Экспресс Париж – Кале[1] был на удивление пуст. В купе, кроме меня, находился всего один пассажир, которого я едва приметил краем глаза, озабоченно пересматривая свой багаж, наспех упакованный в гостинице. Но вот поезд тронулся, и тут мой попутчик, вернее, попутчица весьма решительно напомнила о своем присутствии. Вскочив с места, она опустила стекло и высунулась наружу, потом, со стуком водворив его на место, громко выпалила: «Черт подери!»
Вообще-то по нынешним временам я несколько старомоден, считаю, например, что женщине не пристало расставаться с исконными женскими добродетелями.

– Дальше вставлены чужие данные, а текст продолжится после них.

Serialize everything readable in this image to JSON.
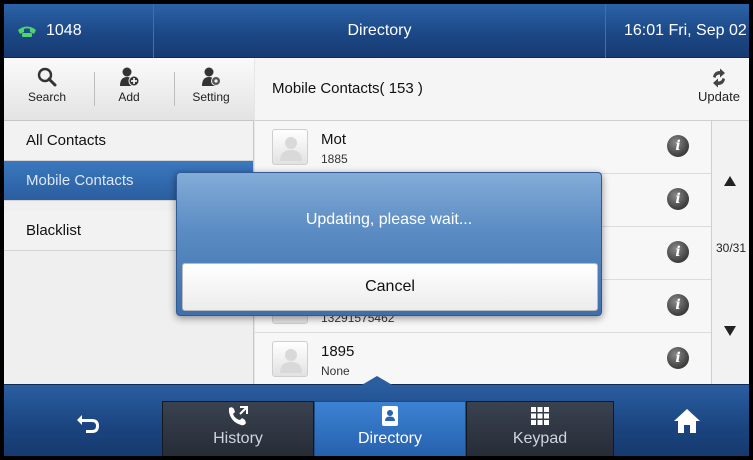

Терпеть не могу нынешних нервических молодых особ, которые только и знают, что дергаются под музыку джаз-банда, дымят, точно паровоз, и изъясняются так, что могут вогнать в краску торговок с Биллингсгейта[2].
Я бросил не слишком приветливый взгляд на хорошенькую головку, лихо увенчанную маленькой красной шляпкой. Довольно дерзкая девица! Густые черные завитки скрывали уши. Вряд ли ей было больше семнадцати, несмотря на толстый слой пудры, покрывавшей ее лицо, и губы, накрашенные не просто ярко, а что называется вырви глаз.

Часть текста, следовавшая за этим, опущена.